Friday, September 30, 2011

Sacred American Indian Stones in Wabash County, Indiana

Indiana History
Map showing the location of early Native American burial mounds and earthworks in Wabash County, Indiana.
Get the directions to all of these sites.  85 burial mounds and earthworks from the enigmatic mound builder culture, photographed and directions provided in Indiana. 222 burial mound and earthwork sites in Indiana, Ohio, West Virginia, Kentucky and Michigan.  America's best travel guide to the Indian mounds and earthworks in the Ohio Valley.

“Tales of the Old Days” by W.E. Billings

      At some point, about a half mile southwest of Round Lake, this trail was joined by another from the wets, and together they continued in a northeastern direction to the south edge of the tamarack swamp north of Laketon. Here the trail apparently swung west around the swamp and continued northeast along the ridge that can be seen about a half mile east of the Ogdon Road. Near the edge of the tamarack swamp, at 2668 feet north of the Eel River, there were two mounds visible. The near one, about 100 feet northwest of this point, was described as “five or six feet high, unfinished.” The upland in this area, north of Laketon, was described as “level 2nd rate”. The timber was white and black oak with undergrowth of sassafras and vines. This was the first mention of sassafras.
Ancient fish weir constructed by the mound builder culture to catch eels.  The date of construction could be as early as 1500 B.C. and as late as 1200 A.D.  Burial mounds that once existed near this site give the probability of an early origin of this Indiana treasure.

Geology and Natural Resources 17th Annual Report,1891

       A few small mounds are said to exist in the southern part of the county. One mile west of Roann near the north bank of the Eel River, on the farm at Mr. Silas E. Shoemaker, is an extensive burial place of the Miami Indians, and bones are frequently exposed in plowing the land. On the farm of Mr. R.G. Arnold in Pleasant Township, Section 12, TGP. 29, Range 5 East, there is a mound having an elevation of sixty feet above Silver Creek, which the Indians used as a burial place. The mound consists of gray gravel to the bed of the stream. Mr. Arnold says that in cultivating the burial place soon after it was cleared the plow turned out pipes, arrowheads, peelers, and parts of human bones, but they were carried away years ago by relic hunters.
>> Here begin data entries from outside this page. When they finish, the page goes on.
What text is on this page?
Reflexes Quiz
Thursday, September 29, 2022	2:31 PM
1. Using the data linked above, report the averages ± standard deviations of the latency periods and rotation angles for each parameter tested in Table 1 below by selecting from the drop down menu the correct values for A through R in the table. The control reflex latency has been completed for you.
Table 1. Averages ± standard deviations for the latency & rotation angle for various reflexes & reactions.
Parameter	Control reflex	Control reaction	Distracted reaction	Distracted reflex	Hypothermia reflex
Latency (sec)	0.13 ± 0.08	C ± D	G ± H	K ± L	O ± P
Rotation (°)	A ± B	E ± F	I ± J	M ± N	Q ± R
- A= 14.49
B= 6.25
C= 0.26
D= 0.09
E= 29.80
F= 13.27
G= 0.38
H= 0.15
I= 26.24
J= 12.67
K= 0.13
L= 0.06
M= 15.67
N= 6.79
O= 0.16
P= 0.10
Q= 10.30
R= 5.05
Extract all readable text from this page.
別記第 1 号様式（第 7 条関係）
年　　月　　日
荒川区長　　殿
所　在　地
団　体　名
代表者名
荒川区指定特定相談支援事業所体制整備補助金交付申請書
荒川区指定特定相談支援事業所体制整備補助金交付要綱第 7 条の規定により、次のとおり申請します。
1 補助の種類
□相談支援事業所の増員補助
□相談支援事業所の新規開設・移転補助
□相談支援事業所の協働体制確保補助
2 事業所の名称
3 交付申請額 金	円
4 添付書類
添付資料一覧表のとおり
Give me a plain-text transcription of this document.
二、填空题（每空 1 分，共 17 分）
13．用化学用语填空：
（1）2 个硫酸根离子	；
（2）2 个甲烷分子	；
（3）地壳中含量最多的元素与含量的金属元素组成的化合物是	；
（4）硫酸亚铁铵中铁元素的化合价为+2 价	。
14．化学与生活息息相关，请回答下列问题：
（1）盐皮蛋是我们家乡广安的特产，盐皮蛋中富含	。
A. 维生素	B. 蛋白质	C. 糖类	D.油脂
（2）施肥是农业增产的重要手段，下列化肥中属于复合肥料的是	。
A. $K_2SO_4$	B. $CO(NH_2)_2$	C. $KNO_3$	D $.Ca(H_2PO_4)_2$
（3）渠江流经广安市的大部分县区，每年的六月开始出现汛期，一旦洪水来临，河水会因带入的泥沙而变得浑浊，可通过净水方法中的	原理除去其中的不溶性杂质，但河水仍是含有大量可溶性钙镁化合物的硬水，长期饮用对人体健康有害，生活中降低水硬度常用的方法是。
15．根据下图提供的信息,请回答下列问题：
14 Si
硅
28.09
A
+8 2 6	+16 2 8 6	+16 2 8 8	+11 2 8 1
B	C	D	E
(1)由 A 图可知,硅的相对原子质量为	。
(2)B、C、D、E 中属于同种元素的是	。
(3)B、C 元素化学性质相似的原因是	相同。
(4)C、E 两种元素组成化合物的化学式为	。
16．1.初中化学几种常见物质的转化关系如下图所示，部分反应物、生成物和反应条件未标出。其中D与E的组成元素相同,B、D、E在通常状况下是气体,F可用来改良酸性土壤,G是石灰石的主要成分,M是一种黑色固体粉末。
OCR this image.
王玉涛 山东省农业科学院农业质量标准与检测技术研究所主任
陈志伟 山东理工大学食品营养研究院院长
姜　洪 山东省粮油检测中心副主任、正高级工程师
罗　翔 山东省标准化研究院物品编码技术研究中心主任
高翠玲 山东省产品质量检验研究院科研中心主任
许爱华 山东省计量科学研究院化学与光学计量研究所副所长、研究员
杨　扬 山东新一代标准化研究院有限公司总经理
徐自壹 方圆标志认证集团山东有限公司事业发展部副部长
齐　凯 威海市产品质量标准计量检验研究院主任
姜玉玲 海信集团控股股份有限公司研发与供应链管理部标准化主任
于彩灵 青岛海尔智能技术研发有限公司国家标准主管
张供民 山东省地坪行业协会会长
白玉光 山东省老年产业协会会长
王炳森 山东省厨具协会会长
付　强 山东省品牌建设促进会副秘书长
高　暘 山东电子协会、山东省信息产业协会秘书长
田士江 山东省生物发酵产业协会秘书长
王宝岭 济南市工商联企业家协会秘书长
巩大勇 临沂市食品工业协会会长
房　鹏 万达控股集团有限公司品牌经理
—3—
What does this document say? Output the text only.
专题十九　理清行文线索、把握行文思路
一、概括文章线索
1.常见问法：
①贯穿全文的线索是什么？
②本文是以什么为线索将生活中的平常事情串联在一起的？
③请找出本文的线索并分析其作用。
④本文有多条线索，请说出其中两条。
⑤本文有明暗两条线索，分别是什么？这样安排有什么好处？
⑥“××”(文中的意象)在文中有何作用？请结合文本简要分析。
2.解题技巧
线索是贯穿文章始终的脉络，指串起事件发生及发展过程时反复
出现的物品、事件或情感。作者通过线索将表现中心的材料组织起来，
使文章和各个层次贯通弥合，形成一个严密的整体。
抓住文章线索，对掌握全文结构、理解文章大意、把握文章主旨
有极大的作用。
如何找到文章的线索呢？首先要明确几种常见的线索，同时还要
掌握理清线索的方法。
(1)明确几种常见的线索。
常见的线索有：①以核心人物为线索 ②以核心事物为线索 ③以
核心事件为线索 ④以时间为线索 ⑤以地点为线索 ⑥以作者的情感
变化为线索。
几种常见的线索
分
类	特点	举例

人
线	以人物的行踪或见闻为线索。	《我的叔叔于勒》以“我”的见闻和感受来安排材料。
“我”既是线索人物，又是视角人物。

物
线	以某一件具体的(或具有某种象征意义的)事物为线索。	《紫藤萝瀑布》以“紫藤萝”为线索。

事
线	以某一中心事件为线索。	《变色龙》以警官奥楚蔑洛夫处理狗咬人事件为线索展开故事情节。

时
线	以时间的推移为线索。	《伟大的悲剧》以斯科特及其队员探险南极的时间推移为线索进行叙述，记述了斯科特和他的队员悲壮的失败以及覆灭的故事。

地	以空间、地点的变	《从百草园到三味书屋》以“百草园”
NOTE: Nothing remains of this mound.

A series of  sacred stone bowls also existed on the Wabash and Mississenewa Rivers.  One bowl was described as being within the city of Wabash.  Another bowl can still be seen on the Wabash River.
Stone bowls were not fro function, but part of some kind of ceremony that was related to the Earth Mother.
Another stone bowl, where the sacred nature of this site is revealed because of the adjacent spring that flows in to the bowl. The proximity of burial mounds to the other sacred or spirit stones is evidence that all of these works were constructed by the mound building culture.

Close to the previous stone bowl is this stone enclosure that surrounds a 4 foot depression. Its construction is a mystery. 

Along the stone wall of the enclosure is a series of sacred stones, indicated by the white stone that has a bowl carved in the top.  There is no other site  like this, but the stone bowl indicates that it too, was constructed by the mound builders culture.